I promise you, I am far from a math noob, but I'm afraid the statement above is unreadable. I don't understand what you are describing.

Its not clear to me how the expression 0.000...1 > 0 can be constructed at all. Could you provide a function which computes C = 0.000...1, then a provide a proof that C > 0.

Quote:
As long as you are not rigorously define ∞, x -> ∞
Let's go back to our equations:
f(x) = 1 + 1/x as x -> ∞
f(x) = 1 - 1/x as x -> ∞
Let's annotate this graph a little:



Note that x -> ∞ is the same as saying c -> 0, so:
f(x) = 1 + 1/x as c -> 0 = g(x) 1 - 1/x as c -> 0
So, for every M > 0, there exists a number c such that 2c = f(M) - g(M).
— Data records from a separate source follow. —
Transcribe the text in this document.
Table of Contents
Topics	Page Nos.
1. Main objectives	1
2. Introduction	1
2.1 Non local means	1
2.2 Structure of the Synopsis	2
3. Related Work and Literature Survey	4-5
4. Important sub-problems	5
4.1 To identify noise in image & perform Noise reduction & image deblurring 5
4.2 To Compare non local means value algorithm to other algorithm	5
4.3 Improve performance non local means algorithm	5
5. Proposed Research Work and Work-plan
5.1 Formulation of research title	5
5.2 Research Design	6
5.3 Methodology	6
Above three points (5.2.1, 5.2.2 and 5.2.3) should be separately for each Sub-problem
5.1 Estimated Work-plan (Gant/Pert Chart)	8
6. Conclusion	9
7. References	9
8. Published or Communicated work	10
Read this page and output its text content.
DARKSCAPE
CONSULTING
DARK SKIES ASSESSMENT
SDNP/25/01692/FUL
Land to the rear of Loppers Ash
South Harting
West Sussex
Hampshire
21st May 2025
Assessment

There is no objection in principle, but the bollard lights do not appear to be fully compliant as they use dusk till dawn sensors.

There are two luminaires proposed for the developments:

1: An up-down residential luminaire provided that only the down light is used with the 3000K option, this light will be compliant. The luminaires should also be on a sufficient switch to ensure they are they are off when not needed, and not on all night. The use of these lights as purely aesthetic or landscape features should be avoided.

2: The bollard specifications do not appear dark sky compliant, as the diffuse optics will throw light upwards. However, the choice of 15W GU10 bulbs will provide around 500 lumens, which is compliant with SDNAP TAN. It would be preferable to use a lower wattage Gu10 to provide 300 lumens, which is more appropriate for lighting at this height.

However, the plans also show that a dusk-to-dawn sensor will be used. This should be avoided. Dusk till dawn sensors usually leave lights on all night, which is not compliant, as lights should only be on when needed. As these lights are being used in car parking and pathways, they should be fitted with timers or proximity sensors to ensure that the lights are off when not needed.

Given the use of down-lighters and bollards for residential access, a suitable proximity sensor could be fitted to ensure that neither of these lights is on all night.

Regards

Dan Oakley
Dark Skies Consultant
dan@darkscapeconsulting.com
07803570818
A c = 0 must exist because:



If M > 0, then c = 0. Therefore, existence of a limit L at c -> 0 implies the existence of L at x -> ∞. The rigorousness of f(x) as x -> ∞ is proven.

QED

Quote:
Can you demonstrate how your proofs hold also if you do not ignore the fact that there are infinitely many levels of infinity?
Let R bet the set of real numbers
Let N be a superset of real numbers R
Let f be the injective function from R to N
Let P be a proof function on the set of real numbers R
Let P' be the proof P(f(R))
Therfore, for every P(R) there exists a P'(N)

Which is a very pretentious way of saying my proof in the set of real numbers implies existence of a proof in any superset of real numbers. In other words, the expression C = 0.000...1 where C > 0 cannot be constructed any superset of real numbers, for any |N| > |R|, where |s| refers to the cardinality of the set s.

QED.

Apologies if I've misunderstood what you are trying to communicate.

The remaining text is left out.